In der Debatte über "Fake News" sieht Warzilek den Begriff "teilweise auch politisch eingesetzt". Der Presserat hat mit diesem Phänomen nur bedingt zu tun, wenn man es als "Nachrichten, von dubiosen Quellen bewusst gesteuert" definiert. Und für Facebook ist er per Statut nicht zuständig. Dennoch hat er im Vorjahr in einer allgemeinen Stellungnahme erstmals direkt das Soziale Netzwerk angesprochen und die Verbreitung eines Videos, auf dem ein junges Mädchen von Gleichaltrigen geprügelt wird, als "unethisch" bezeichnet.

Soll der Presserat auch für "soziale" Netzwerke zuständig werden? Hier gelte es zum einen Aufwand und Machbarkeit abzuwägen, so Warzilek. Zum anderen ist fraglich, ob dies auf rein nationaler Ebene überhaupt Sinn mache. Doch "vielen ist es ein Anliegen, dass das Internet ethischer wird".

Mit "Österreich" hat unlängst ein weiteres Medium angekündigt, den Ehrenkodex künftig anzuerkennen und Entscheidungen des Presserats zu veröffentlichen. Am Donnerstag langte die entsprechende Selbstverpflichtung beim Presserat ein. "Wir freuen uns über jedes neues Mitglied und über jedes Bekenntnis zur Medienethik", sagte der Geschäftsführer dazu. Mit "Heute" - ebenfalls bisher nicht an Bord - gebe es Gespräche, erst "unlängst ein sehr angenehmes". Mit der "Kronen Zeitung" gebe es dagegen derzeit keinen offiziellen Kontakt.
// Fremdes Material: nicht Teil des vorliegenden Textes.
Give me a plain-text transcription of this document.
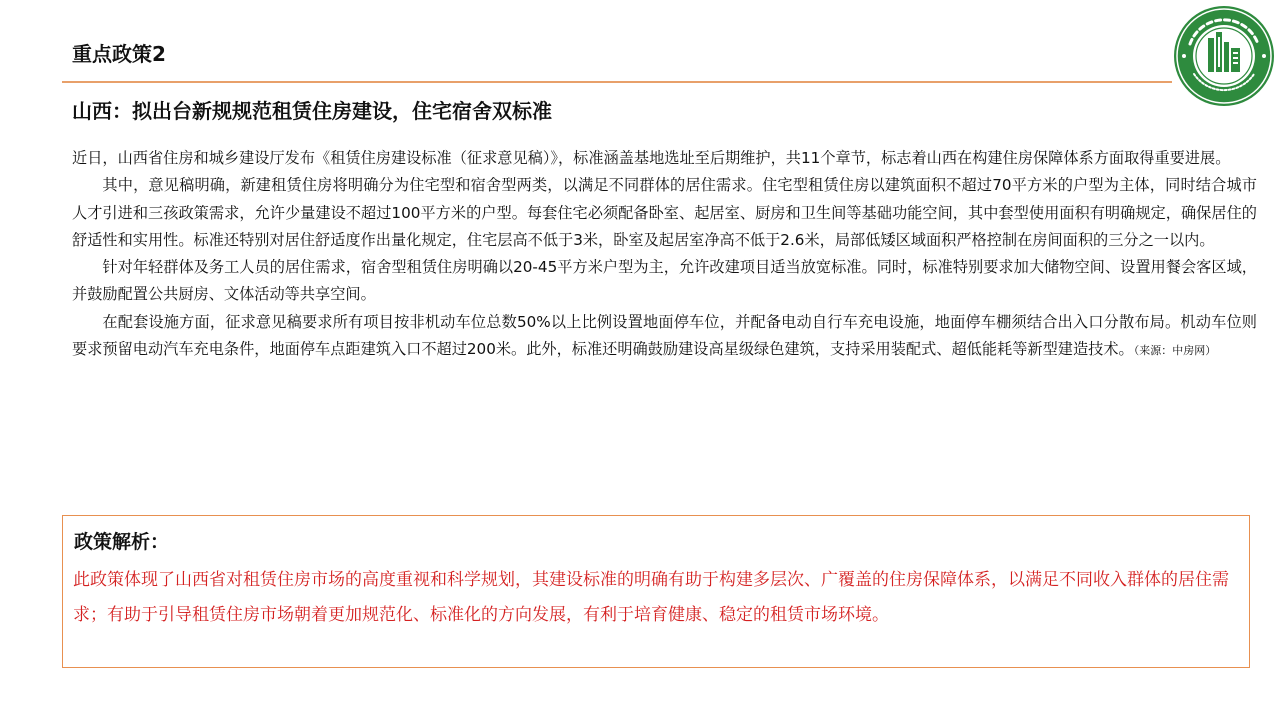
重点政策2
山西：拟出台新规规范租赁住房建设，住宅宿舍双标准

近日，山西省住房和城乡建设厅发布《租赁住房建设标准（征求意见稿）》，标准涵盖基地选址至后期维护，共11个章节，标志着山西在构建住房保障体系方面取得重要进展。

其中，意见稿明确，新建租赁住房将明确分为住宅型和宿舍型两类，以满足不同群体的居住需求。住宅型租赁住房以建筑面积不超过70平方米的户型为主体，同时结合城市人才引进和三孩政策需求，允许少量建设不超过100平方米的户型。每套住宅必须配备卧室、起居室、厨房和卫生间等基础功能空间，其中套型使用面积有明确规定，确保居住的舒适性和实用性。标准还特别对居住舒适度作出量化规定，住宅层高不低于3米，卧室及起居室净高不低于2.6米，局部低矮区域面积严格控制在房间面积的三分之一以内。

针对年轻群体及务工人员的居住需求，宿舍型租赁住房明确以20-45平方米户型为主，允许改建项目适当放宽标准。同时，标准特别要求加大储物空间、设置用餐会客区域，并鼓励配置公共厨房、文体活动等共享空间。

在配套设施方面，征求意见稿要求所有项目按非机动车位总数50%以上比例设置地面停车位，并配备电动自行车充电设施，地面停车棚须结合出入口分散布局。机动车位则要求预留电动汽车充电条件，地面停车点距建筑入口不超过200米。此外，标准还明确鼓励建设高星级绿色建筑，支持采用装配式、超低能耗等新型建造技术。（来源：中房网）

政策解析：

此政策体现了山西省对租赁住房市场的高度重视和科学规划，其建设标准的明确有助于构建多层次、广覆盖的住房保障体系，以满足不同收入群体的居住需求；有助于引导租赁住房市场朝着更加规范化、标准化的方向发展，有利于培育健康、稳定的租赁市场环境。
Debatte um Presseförderung 

Dass es in der reformierten Presseförderung einen Bonus für Medien geben soll, die den Ehrenkodex anerkennen, begrüßt man im Presserat. "Ich persönlich hätte mir gewünscht, dass diese Selbstverpflichtung Voraussetzung für den Bezug von Presseförderung ist", erklärte Warzilek am Freitag bei der Jahres-Pressekonferenz. Aber nun gelte es ohnehin, einmal auf den Gesetzesentwurf zu warten. Generell lege der Presserat Wert darauf, als unabhängiges Branchenorgan zu agieren und sich nicht allzu sehr in die Medienpolitik "einzumischen".

Medien müssen sie betreffende Entscheidungen des Presserats nicht veröffentlichen. Das würde Warzilek gerne ändern, analog zur Regelung in Deutschland.